Advent 8: Doubt and Hope

Warning:  This is a little longer and a little more churchy than some.

Inspired by this tweet from sometime in October:

@_____:  No one’s doubt has ever pushed me away from the Church; their arrogance often has.

hope-1024x682Why are we afraid of doubt?  In church-speak, doubting means finding yourself lumped in with people like the Pharisees and Sadducees, Lot’s wife, and Judas. These are people who (supposedly) had second thoughts and were condemned for it.  If we doubt, WHEN we doubt, we get painted with the same “less than faithful” brush.

But if doubting means we’re somehow “less than,” what do we do with people like Ruth and Thomas and Joseph (Jesus’ father) and Zechariah and the unnamed Canaanite Woman  and Moses and David and, dare I say it, Jesus himself? They are no less questioning, no less bewildered. These wanderers are just as uncertain, even uneasy about the path they find themselves traveling.

Maybe one difference is HOPE.  I’m not talking about he Emily Dickinson “hope is a thing with feathers…” I don’t mean that nebulous, hyper-spiritual thing that (so we’re told) we are supposed to have and which gives us all kinds of strength and courage so we can blindly follow what some book or some preacher tells us is the WAY.  I’m not even talking about hope that is expressed in the form of extreme self-confidence and the utter absence of doubt (which, by the way, is often seen as arrogance).

None of that is hope.  If the season of Advent, the season of “not yet,” teaches us anything, it’s this:  Hope is about keeping on in the midst of doubts.

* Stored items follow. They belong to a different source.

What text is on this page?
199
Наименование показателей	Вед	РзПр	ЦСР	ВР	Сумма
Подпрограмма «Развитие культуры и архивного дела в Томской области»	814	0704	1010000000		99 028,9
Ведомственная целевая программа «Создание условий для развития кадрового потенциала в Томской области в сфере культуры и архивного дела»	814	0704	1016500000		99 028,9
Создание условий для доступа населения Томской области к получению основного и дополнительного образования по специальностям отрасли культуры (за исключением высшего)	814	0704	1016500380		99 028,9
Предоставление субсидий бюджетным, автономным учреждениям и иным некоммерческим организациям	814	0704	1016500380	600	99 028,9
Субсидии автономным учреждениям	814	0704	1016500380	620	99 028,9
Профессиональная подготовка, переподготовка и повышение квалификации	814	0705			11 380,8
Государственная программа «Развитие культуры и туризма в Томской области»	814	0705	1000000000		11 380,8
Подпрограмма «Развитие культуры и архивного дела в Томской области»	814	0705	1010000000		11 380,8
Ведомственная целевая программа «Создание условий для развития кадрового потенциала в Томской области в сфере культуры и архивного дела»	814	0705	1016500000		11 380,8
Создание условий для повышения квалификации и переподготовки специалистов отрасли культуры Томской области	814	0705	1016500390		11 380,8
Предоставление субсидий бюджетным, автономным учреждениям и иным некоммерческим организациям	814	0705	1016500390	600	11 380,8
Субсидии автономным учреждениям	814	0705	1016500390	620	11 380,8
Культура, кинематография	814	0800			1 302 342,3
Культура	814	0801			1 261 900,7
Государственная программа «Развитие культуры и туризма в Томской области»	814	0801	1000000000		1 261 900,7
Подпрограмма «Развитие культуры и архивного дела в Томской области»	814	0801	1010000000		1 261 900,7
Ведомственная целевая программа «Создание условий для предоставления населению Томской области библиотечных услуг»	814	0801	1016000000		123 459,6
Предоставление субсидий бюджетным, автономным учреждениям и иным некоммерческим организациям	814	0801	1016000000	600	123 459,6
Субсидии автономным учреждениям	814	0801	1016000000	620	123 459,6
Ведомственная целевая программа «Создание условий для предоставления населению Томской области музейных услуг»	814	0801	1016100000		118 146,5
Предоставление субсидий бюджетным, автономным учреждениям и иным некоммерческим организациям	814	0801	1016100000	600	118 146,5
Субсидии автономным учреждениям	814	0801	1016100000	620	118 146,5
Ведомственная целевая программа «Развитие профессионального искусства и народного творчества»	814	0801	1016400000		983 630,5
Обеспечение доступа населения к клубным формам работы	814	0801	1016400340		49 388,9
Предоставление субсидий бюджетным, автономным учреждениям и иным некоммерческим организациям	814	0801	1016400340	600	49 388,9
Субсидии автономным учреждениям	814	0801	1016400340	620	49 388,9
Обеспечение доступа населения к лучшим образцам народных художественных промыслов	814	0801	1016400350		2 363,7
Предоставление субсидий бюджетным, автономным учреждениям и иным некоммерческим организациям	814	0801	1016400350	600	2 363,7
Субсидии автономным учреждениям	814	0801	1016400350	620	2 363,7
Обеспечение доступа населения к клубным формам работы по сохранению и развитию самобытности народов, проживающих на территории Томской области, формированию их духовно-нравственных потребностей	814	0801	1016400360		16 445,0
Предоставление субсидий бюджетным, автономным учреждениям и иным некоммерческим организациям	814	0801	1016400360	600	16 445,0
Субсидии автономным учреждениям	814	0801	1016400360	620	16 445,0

Hope is about relying on others to carry us when paralyzing doubts make us unable to move forward.  Hope is about being guided by someone who can see when we are blinded by uncertainty.  Hope is that magnetic force thing that draws together and connects a bunch of like-minded, like-hearted people who know that at the end of a weary week filled with woe, we can still help each other.

It’s a dream, I know.  And by the way, it’s also how I see the church.

As it could be.
As it is in some places.  As it is some of the time.
Something to hope for.  Something to hope with.